Morgan County Republicans and one current State Senator involved in an election controversy are looking to change the way election primaries work in the state of Alabama by requiring every voter in the state to choose a side.
A resolution document sent to me that would be discussed at a Morgan County Republican Executive Committee meeting, seeks to encourage the state Republican party to lobby the Alabama legislative body for changes to state law that would require closed primaries and party registration in the state.
The resolution states a need for party registration because, “open primaries have led to Democrat voters’ ability to legally cross over party lines and vote in the primary of the Republican party and influence who the Republican nominee will be in the General election, Delegates to the Republican National Convention, and County and State Republican Executive Committee positions.”
You can view the document by clicking here or scroll down to the end of the page.
Why Closed Primaries
In a closed primary, only voters registered with a given party can vote in that party’s primary. States with closed primaries include party affiliation in voter registration so that the state has an official record of what party each voter is registered as.
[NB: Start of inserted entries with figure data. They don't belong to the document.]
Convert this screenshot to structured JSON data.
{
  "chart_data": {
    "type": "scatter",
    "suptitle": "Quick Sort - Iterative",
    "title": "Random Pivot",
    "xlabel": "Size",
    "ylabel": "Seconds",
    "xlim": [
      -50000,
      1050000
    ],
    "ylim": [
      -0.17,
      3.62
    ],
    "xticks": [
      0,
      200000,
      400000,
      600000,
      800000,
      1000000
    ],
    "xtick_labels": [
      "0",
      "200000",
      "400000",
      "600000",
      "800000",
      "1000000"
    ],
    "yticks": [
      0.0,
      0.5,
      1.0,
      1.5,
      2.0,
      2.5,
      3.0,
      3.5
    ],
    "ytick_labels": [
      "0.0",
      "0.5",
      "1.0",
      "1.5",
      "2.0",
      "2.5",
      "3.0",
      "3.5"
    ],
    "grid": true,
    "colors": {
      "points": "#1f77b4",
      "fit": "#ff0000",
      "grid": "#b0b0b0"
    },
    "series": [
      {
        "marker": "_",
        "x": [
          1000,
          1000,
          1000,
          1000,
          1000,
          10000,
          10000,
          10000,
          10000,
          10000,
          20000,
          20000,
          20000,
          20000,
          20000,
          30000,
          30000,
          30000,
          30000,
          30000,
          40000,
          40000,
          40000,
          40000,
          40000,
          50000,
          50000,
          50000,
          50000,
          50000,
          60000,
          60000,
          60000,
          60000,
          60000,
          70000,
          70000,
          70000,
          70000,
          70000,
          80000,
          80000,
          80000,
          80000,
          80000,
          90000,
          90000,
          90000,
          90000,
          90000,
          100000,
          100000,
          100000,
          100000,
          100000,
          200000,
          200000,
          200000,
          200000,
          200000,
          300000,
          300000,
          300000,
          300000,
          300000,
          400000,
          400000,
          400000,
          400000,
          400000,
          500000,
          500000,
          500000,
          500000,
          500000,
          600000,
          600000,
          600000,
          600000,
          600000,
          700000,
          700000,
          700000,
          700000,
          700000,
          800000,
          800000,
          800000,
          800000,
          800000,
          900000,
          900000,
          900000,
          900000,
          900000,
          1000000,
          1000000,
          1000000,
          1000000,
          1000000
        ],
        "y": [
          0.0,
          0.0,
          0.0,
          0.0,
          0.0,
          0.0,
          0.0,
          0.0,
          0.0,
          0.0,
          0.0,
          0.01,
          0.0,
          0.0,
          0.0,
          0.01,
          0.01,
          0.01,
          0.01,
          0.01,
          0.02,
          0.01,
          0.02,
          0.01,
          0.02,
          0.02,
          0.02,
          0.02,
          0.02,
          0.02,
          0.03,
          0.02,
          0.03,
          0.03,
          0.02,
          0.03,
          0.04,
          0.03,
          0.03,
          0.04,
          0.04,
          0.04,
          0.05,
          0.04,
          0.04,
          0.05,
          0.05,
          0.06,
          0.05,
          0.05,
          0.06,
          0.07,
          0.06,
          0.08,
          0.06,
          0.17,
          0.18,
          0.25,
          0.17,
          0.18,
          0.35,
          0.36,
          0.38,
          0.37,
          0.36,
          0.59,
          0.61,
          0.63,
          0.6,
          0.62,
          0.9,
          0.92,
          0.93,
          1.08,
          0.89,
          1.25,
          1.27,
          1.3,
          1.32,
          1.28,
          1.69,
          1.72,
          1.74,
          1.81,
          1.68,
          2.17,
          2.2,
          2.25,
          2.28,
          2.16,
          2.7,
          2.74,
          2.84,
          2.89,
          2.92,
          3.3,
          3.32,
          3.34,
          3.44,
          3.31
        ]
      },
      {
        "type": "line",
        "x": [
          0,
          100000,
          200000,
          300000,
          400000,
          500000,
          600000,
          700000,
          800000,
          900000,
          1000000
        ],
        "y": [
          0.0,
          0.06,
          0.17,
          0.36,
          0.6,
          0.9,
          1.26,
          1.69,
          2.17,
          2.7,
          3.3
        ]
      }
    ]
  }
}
This attempts to preserve a political party’s freedom of association by helping ensure that only members of the party influence that party’s nominees.
Republicans are paying more attention to this now after an OpEd written by Anton DiSclafani, who is described as a novelist and professor of writing at Auburn University and a left-leaning Democrat, claimed that she chose a Republican ballot while voting in the election and her vote was the difference between incumbent Tom Whatley losing or tying with challenger Jay Hovey. Whatley lost the election by one vote but that election has now been challenged by Whatley due to a provisional ballot controversy.
Whatley, who sponsored the bill that prevented cross-over voting in primaries in Alabama, told 1819 News that if he is elected again, he also would push for party registration for the state saying, “If I am returned to office, I promise I will make election integrity my number one priority in the next session by re-introducing party registration in our state.”